Sunday, August 31, 2014

Why Did Jesus Have to Die?


"Jesus began to show His disciples that He must go to Jerusalem and suffer greatly from the elders, the chief priests and the scribes, and be killed and on the third day be raised.  Then Peter took Jesus aside and began to rebuke him, 'God forbid, Lord! No such thing shall ever happen to You!'  Jesus turned  and said to Peter, ' Get behind me, Satan! You are an obstacle to me. You are thinking not as God does, but as human beings do."  Then Jesus said to His disciples, 'Whoever wishes to come after me must deny himself, take up his cross and follow me. For whoever wishes to save his life will lose it, but whoever loses his life for my sake will find it. What profit would there be for one to gain the whole world and forfeit his life?' " --- [Matthew 16: 21-27].

There is an inevitability about Jesus' death that is personal and painful and chilling.

How much is the world immutably altered with the death of Jesus?

A pastor at our church once gave an Easter homily in which he said that, as a small boy, he used to fantasize about Jesus using His miraculous powers to walk down from the cross, and thereby, defy death.

Coincidentally to this Gospel this week, I am reading "Jesus: A Gospel Portrait", by Donald Senior, C.P.  In this book, Senior says about Jesus' inevitable Crucifixion---  "Jesus could not change His message without destroying Himself. Yet, if He did not change, His opponents were determined to destroy Him."

How much more starkly could Jesus' options be stated?

I think about the times in my life as a child, when I faced such stark choices.
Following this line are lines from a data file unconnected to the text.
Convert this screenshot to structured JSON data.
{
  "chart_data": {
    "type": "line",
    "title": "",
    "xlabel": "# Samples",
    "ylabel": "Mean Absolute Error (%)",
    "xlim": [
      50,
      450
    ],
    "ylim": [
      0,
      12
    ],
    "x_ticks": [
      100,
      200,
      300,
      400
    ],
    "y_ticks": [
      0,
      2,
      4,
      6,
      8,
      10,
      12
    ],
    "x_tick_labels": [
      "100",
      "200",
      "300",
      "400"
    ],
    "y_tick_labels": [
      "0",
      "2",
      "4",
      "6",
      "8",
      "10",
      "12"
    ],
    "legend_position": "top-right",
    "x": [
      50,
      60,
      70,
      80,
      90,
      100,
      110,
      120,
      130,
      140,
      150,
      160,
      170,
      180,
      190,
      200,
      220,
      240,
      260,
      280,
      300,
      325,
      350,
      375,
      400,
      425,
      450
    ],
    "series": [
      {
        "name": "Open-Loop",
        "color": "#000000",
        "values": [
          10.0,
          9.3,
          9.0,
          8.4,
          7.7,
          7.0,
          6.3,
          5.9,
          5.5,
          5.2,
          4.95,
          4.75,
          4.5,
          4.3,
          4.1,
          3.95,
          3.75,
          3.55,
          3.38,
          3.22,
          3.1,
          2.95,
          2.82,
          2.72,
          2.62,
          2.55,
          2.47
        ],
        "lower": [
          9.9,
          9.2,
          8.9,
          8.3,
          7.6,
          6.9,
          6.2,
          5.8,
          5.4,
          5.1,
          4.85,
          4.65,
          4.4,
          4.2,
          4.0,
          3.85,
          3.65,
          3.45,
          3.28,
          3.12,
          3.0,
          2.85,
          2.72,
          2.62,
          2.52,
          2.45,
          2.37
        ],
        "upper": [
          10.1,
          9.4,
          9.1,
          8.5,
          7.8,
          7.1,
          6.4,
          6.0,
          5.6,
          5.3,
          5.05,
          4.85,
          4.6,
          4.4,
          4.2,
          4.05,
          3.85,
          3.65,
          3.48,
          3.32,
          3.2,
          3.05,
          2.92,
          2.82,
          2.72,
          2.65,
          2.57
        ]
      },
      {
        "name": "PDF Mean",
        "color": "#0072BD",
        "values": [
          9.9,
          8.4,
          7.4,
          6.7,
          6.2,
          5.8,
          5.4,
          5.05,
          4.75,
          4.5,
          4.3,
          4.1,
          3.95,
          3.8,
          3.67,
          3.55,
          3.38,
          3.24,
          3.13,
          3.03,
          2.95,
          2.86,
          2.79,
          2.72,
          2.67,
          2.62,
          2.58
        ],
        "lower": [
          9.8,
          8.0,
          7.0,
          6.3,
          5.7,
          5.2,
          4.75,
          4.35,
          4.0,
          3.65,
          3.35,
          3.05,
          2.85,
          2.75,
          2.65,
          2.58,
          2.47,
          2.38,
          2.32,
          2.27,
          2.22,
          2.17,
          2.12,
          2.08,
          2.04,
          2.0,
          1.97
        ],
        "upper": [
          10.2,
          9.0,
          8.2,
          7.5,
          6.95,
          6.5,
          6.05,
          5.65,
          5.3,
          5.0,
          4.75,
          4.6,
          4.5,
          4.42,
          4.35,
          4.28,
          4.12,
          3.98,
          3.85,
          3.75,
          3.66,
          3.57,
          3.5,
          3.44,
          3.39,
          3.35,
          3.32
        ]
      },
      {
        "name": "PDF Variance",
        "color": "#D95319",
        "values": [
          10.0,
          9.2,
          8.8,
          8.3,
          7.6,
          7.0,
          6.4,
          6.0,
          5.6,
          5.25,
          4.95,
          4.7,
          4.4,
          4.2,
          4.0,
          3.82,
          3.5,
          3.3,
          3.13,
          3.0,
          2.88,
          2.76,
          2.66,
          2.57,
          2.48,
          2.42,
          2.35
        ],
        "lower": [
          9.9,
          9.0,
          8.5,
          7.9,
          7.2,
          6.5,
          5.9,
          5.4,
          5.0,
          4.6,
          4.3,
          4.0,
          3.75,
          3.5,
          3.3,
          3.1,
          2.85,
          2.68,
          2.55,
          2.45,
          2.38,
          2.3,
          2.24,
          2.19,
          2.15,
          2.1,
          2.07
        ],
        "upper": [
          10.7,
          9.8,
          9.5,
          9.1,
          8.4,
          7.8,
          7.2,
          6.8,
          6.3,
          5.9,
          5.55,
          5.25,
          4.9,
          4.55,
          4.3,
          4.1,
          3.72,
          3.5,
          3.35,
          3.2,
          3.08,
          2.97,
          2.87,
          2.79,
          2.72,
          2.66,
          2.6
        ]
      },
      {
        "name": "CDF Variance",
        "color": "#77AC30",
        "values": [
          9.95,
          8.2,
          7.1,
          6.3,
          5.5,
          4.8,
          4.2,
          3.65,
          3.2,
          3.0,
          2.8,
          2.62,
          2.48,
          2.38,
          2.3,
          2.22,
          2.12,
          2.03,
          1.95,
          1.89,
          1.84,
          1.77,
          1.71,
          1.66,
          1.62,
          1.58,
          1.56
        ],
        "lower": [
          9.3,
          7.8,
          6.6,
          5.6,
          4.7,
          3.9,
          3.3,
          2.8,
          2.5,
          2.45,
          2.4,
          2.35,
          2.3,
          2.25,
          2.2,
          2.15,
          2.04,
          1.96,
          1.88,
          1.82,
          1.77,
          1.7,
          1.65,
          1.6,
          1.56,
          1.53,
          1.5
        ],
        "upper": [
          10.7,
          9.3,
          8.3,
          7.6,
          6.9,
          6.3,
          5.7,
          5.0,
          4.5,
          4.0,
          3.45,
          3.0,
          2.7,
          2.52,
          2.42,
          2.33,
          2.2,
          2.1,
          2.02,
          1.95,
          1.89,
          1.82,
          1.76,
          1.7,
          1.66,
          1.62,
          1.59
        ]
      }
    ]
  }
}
I was a child filled with Faith in God, and in Jesus' loving ways. Yet, I grew up in a family so wholly secular, that their ways seemed cruel and harsh.

I was isolated. Any loving relatives lived far away. Or, even if I told them the truth, they would be highly skeptical of my claims, given my family's position in the community.

If I told a teacher, there could very well be recriminations and worse treatment, at home.

Or, if my claims of abuse were proved, I could be taken away from my family.

This was the cross that I had to bear as a child.

What were my choices then? Would I become just like my family, and therefore, deny God? Would I become as brutal as they were, in my assessments of others :  calling persons of other ethnicities crude names; adopting my family's hate; mocking Christians for being weak and hypocritical for needing God?

I could not change to their ways. I desperately needed Love. I could not become Hate.

And, I was a mere child. Did I dare to challenge them directly? No. I was not that powerful.

Along the way, to protect the Love in my heart, I gradually hid my True Self. I shut down.  It was not safe to show my True Self. Yet, it was unthinkable to change.

My True Self became like a tiny, vestigial fragment, frozen in amber.

In many ways, I lost my life. That is, my True Self shrank almost to Nothingness.

But I would have rather enshrined a tiny piece of my Truth, than inherit my family's entire World.
 I would rather have minimized myself to the insignificance of an atom, than to become a full-blown human being of their rage and cruelty.

 This is what it means to say, "What profit would there be for one to gain the whole world and forfeit his life?" I would have had to kill my loving Soul, in order to inherit their World. A horrible bargain. I refused to do it.

As an adult, I suppose that I had other choices than to "take up my cross" and follow after Jesus.

I could have tried to numb the pain. Plenty of people do this, by abusing drugs or alcohol, or both. In this, I would have destroyed myself, perhaps to the point of Death.

I could have denied that this was my life. That would probably have led to some form of alternate reality, such as insanity.

I could have decided to end my life. Plenty of people commit suicide, because the pain is excruciating, and they desperately want to stop the pain.  I fought so hard as a child to have a life and have it abundantly. I cannot do this, that is not what I have fought so hard for.

You notice that in the Gospel, Jesus tells His disciples that, "He must go to Jerusalem and suffer greatly, and be killed and on the third day, be raised." Then, when Peter objects to this prophesy, Jesus tells Peter, "You are an obstacle to me."

You see, denying the Cross is the secular response. We say, 'Nuh uh! Make it go away."

The sacred response is our Resurrection Faith. We say, like Jesus, 'Yes, I am going to carry my Cross of Pain, because I am going to my Resurrection!'  In this way, we trust God to raise us up again.

I often question what to do with the Pain? The answer for me has been to use the Pain, to define my message, in order to help others. And so, I write in this space, not to complain about my life, but to praise God for His Grace in my life.

The only way to handle one's Pain in life is to walk through it, seeking your Resurrection at the other side. We become the Pain and by doing so, we surpass it.  We conquer it!